Méfiance croissante à l’égard des militants du revenu de base

Une belle idée peut être dangereuse. On ne devrait jamais oublier ce fait quand on se hasarde en politique. J’ai l’impression que cette histoire se rejoue sous mes yeux avec le revenu de base.

Belle idée, s’il en est. Accorder à chacun un revenu inconditionnel de la naissance à la mort. Trop belle pour certains qui s’y opposent au nom de l’autonomie. Selon eux, trop de prise en charge enfermerait les gens dans la dépendance et les priverait d’initiative. Parfois je me sens plus proche des défenseurs de ce point de vue que de celui de certains des militants du revenu de base. C’est en soi assez inquiétant. Se sentir plus d’affinité pour ses adversaires politiques que pour ses amis.

Pour moi, le revenu de base serait une mesure de dignité, une extension de l’égalité en droit, un socle monétaire minimal accordé à chacun, socle qu’il est bien difficile d’atteindre dans d’autres domaines puisque nous naissons inégaux en beauté, en intelligence, en santé, en vitalité, en rêve, en ambition… autant de différences parfois amplifiées par le lieu et le milieu de notre naissance, parfois il est vrai atténuées, ce qui dans tous les cas nous amène à devenir un et irréductible.
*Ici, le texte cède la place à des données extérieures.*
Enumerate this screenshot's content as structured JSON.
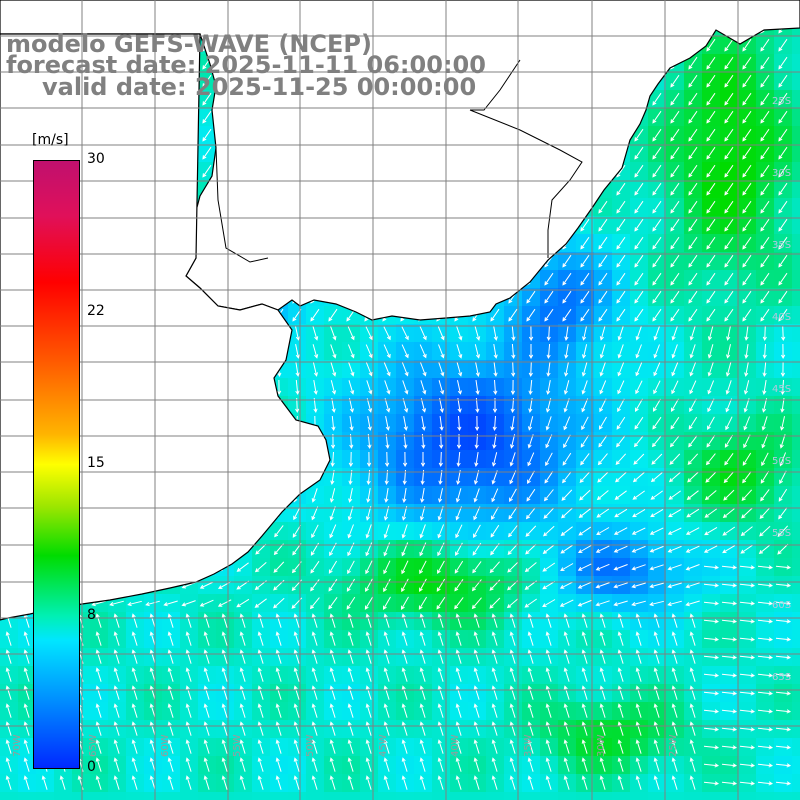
{
  "title": {
    "line1": "modelo GEFS-WAVE (NCEP)",
    "line2": "forecast date: 2025-11-11 06:00:00",
    "line3": "valid date: 2025-11-25 00:00:00"
  },
  "legend": {
    "unit": "[m/s]",
    "ticks": [
      "30",
      "22",
      "15",
      "8",
      "0"
    ],
    "min": 0,
    "max": 30
  },
  "axes": {
    "lon_labels": [
      "70W",
      "65W",
      "60W",
      "55W",
      "50W",
      "45W",
      "40W",
      "35W",
      "30W",
      "25W"
    ],
    "lat_labels": [
      "25S",
      "30S",
      "35S",
      "40S",
      "45S",
      "50S",
      "55S",
      "60S",
      "65S"
    ],
    "grid": true
  },
  "colors": {
    "land": "#ffffff",
    "coastline": "#000000",
    "grid": "#808080",
    "arrows": "#ffffff",
    "low_wind": "#0028ff",
    "mid_wind": "#00e6ff",
    "high_wind": "#00dc00"
  },
  "icons": {
    "wind_vector": "arrow-icon"
  }
}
Cette merveilleuse diversité humaine nous garantit des rencontres étonnantes. Le revenu de base serait un levier pour augmenter la diversité, donner à plus de gens les moyens de gagner un surplus de liberté, diminuer le mimétisme… et paradoxalement augmenter les initiatives individuelles, ce que semblent démontrer les premières expérimentations.

Mais je prends peur quand je découvre que de nombreux militants pour un revenu de base défendent en fait le salaire à vie (SAV), cette idée de Bernard Friot selon laquelle nous toucherions un salaire à partir de 18 ans, modulé selon nos compétences, avec un facteur max fixé entre le salaire minimal et le salaire maximal.

Même si le SAV entrait en vigueur en France, je m’exilerais immédiatement. Parmi nos différences, et non des moindres, il existe une grande diversité d’envie, d’ambition, de volonté de puissance. La conquête de l’argent est souvent un moyen de les canaliser. Souvent même de réduire le niveau de violence dans une société. Enlevez la possibilité de surperformer financièrement et vous orientez ce flux de pulsions vers la conquête du pouvoir. Ce phénomène s’est produit dans toutes les sociétés totalitaires qui avaient plus ou moins écarté les capacités d’enrichissement individuel.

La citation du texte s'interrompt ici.